I have a good amount of student loans left. Is it a good idea to throw a chunk of money at it right now to avoid the interest as it's temporarily waived?

No, unless it's your only debt.  You are getting a 60-day free ride of 0% interest on the student loan.  As a general rule, when paying off debt, you should always pay off the debt with the highest interest rates first.  Naturally you should still pay minimums on all other debts to prevent additional fees and dings to your credit score, but any payments above minimum dues should always go toward the highest interest rate debts.

Depending on your risk tolerance, if you've got extra money sitting around, you may want to consider investing it.  For example, it would be better to invest money that makes 20% than to pay off a 10% interest rate debt.

Edited by BagBoy
Posted
1 minute ago, BagBoy said:

No.  You are getting a 60-day free ride of 0% interest on the student loan.  As a general rule, when paying off debt, you should always pay off the debt with the highest interest rates first.  Naturally you should still pay minimums on all other debts to prevent additional fees and dings to your credit score, but any payments above minimum dues should always go toward the highest interest rate debts.

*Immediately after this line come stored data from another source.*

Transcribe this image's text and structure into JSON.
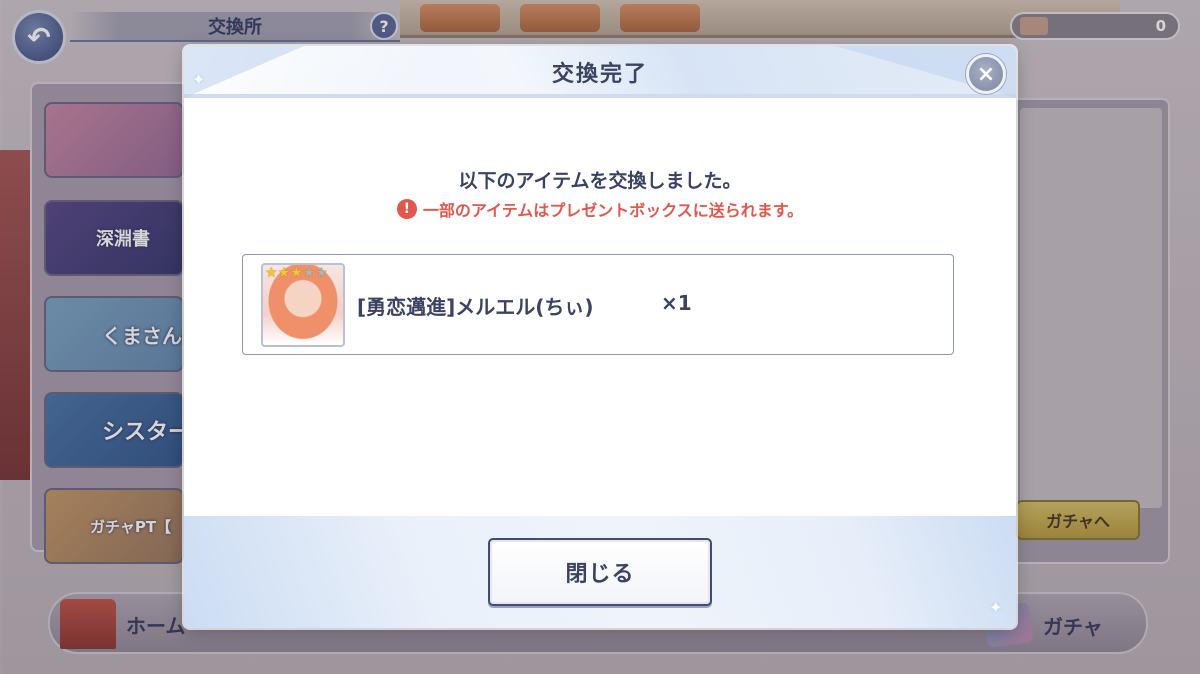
{
  "background": {
    "screen_title": "交換所",
    "help_label": "?",
    "back_label": "↶",
    "currency_value": "0",
    "banners": [
      {
        "label": ""
      },
      {
        "label": "深淵書"
      },
      {
        "label": "くまさん祭"
      },
      {
        "label": "シスター"
      },
      {
        "label": "ガチャPT【"
      }
    ],
    "gacha_link_label": "ガチャへ",
    "nav": {
      "home_label": "ホーム",
      "gacha_label": "ガチャ"
    }
  },
  "dialog": {
    "title": "交換完了",
    "close_icon": "×",
    "message": "以下のアイテムを交換しました。",
    "warning_icon": "!",
    "warning": "一部のアイテムはプレゼントボックスに送られます。",
    "items": [
      {
        "name": "[勇恋邁進]メルエル(ちぃ)",
        "quantity": "×1",
        "rarity_filled": 3,
        "rarity_total": 5
      }
    ],
    "close_button_label": "閉じる"
  },
  "colors": {
    "title_text": "#3b4263",
    "warning_text": "#e2574c",
    "header_tint": "#e4ecf7"
  }
}
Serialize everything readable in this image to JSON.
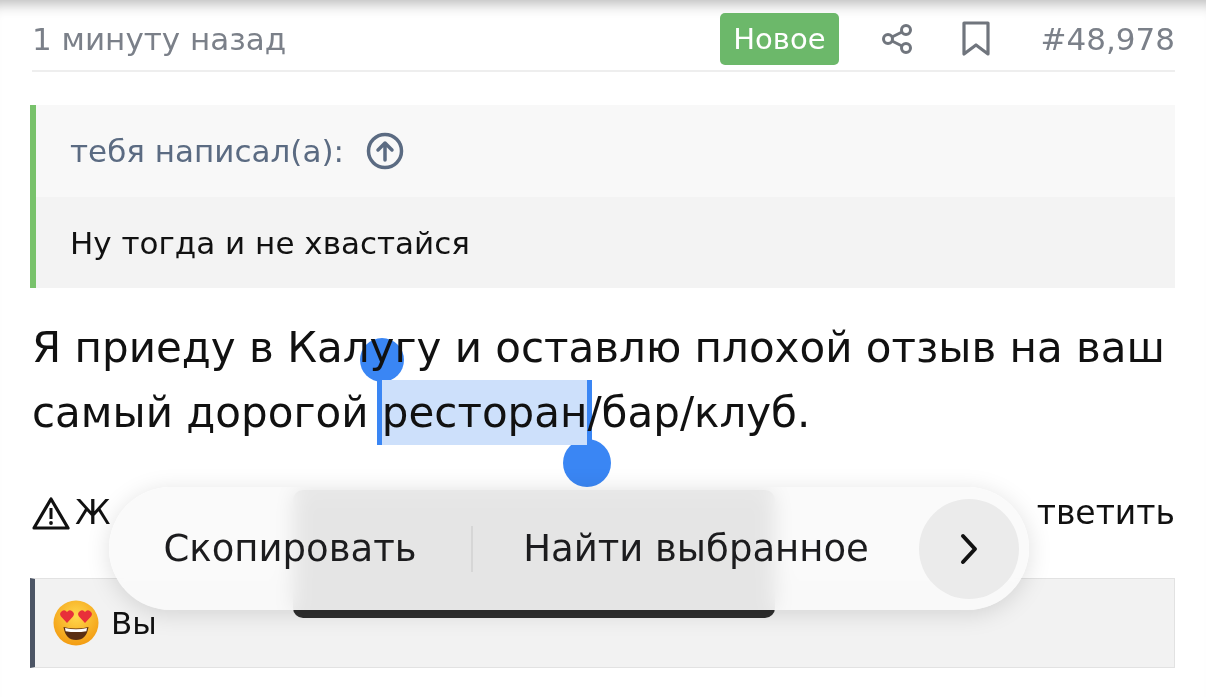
{
  "header": {
    "time": "1 минуту назад",
    "badge": "Новое",
    "post_number": "#48,978"
  },
  "quote": {
    "author_line": "тебя написал(а):",
    "text": "Ну тогда и не хвастайся"
  },
  "message": {
    "parts": [
      {
        "text": "Я приеду в Калугу и оставлю плохой отзыв на ваш самый дорогой ",
        "selected": false
      },
      {
        "text": "ресторан",
        "selected": true
      },
      {
        "text": "/бар/клуб.",
        "selected": false
      }
    ]
  },
  "actions": {
    "report": "Ж",
    "reply": "тветить"
  },
  "reaction": {
    "label": "Вы"
  },
  "context_menu": {
    "items": [
      "Скопировать",
      "Найти выбранное"
    ]
  }
}
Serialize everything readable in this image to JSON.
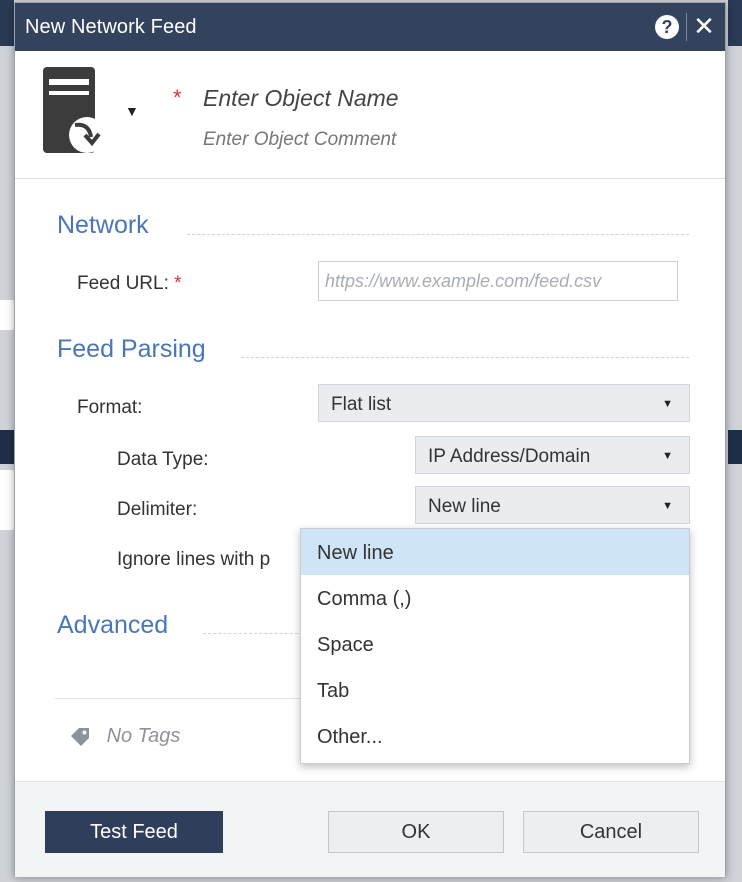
{
  "dialog": {
    "title": "New Network Feed",
    "help_icon": "question-circle-icon",
    "close_icon": "close-icon"
  },
  "header": {
    "object_icon": "network-feed-object-icon",
    "required_mark": "*",
    "object_name_placeholder": "Enter Object Name",
    "object_comment_placeholder": "Enter Object Comment"
  },
  "network": {
    "section_title": "Network",
    "feed_url_label": "Feed URL:",
    "feed_url_required": "*",
    "feed_url_value": "",
    "feed_url_placeholder": "https://www.example.com/feed.csv"
  },
  "feed_parsing": {
    "section_title": "Feed Parsing",
    "format_label": "Format:",
    "format_value": "Flat list",
    "data_type_label": "Data Type:",
    "data_type_value": "IP Address/Domain",
    "delimiter_label": "Delimiter:",
    "delimiter_value": "New line",
    "ignore_lines_label": "Ignore lines with p"
  },
  "delimiter_options": [
    {
      "label": "New line",
      "selected": true
    },
    {
      "label": "Comma (,)",
      "selected": false
    },
    {
      "label": "Space",
      "selected": false
    },
    {
      "label": "Tab",
      "selected": false
    },
    {
      "label": "Other...",
      "selected": false
    }
  ],
  "advanced": {
    "section_title": "Advanced"
  },
  "tags": {
    "icon": "tag-icon",
    "text": "No Tags"
  },
  "footer": {
    "test_feed_label": "Test Feed",
    "ok_label": "OK",
    "cancel_label": "Cancel"
  },
  "colors": {
    "titlebar": "#33425d",
    "section_title": "#4a77b4",
    "required": "#d9333f",
    "selected_option": "#cfe5f7",
    "primary_button": "#2f3e5b"
  }
}
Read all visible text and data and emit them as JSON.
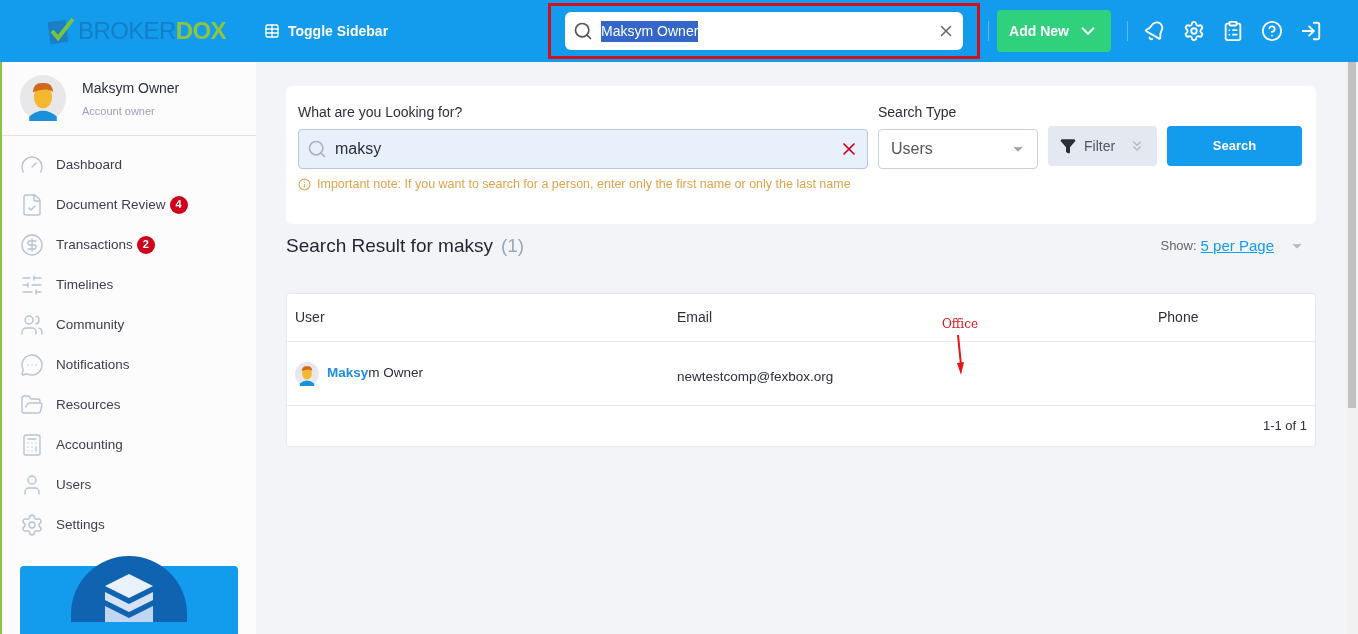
{
  "header": {
    "logo": {
      "part1": "BROKER",
      "part2": "DOX"
    },
    "toggle_sidebar": "Toggle Sidebar",
    "global_search": {
      "value": "Maksym Owner",
      "selected_text": true
    },
    "add_new": "Add New"
  },
  "profile": {
    "name": "Maksym Owner",
    "role": "Account owner"
  },
  "sidebar": {
    "items": [
      {
        "label": "Dashboard"
      },
      {
        "label": "Document Review",
        "badge": "4"
      },
      {
        "label": "Transactions",
        "badge": "2"
      },
      {
        "label": "Timelines"
      },
      {
        "label": "Community"
      },
      {
        "label": "Notifications"
      },
      {
        "label": "Resources"
      },
      {
        "label": "Accounting"
      },
      {
        "label": "Users"
      },
      {
        "label": "Settings"
      }
    ]
  },
  "search_panel": {
    "query_label": "What are you Looking for?",
    "query_value": "maksy",
    "type_label": "Search Type",
    "type_value": "Users",
    "filter": "Filter",
    "search_button": "Search",
    "note": "Important note: If you want to search for a person, enter only the first name or only the last name"
  },
  "results": {
    "title": "Search Result for maksy",
    "count": "(1)",
    "show_label": "Show:",
    "per_page": "5 per Page",
    "table": {
      "columns": [
        "User",
        "Email",
        "Phone"
      ],
      "rows": [
        {
          "user": "**Maksy**m Owner",
          "email": "newtestcomp@fexbox.org"
        }
      ],
      "pagination": "1-1 of 1"
    }
  },
  "annotation": {
    "text": "Office"
  }
}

Depending on your risk tolerance, if you've got extra money sitting around, you may want to consider investing it.  For example, it would be better to invest money that makes 20% than to pay off a 10% interest rate debt.

That's the only debt I have though. My issue is I have some larger purchases upcoming in 2-3 years. If I do stocks I'm looking at my own companies as well as airlines 

Posted (edited)
4 minutes ago, BagBoy said:

funny - I just edited my No response to reflect that possibilty.

I'm really just worries about depleting my savings on investments that take years to cash and then not having money for a house down payment or other life things in a year or two.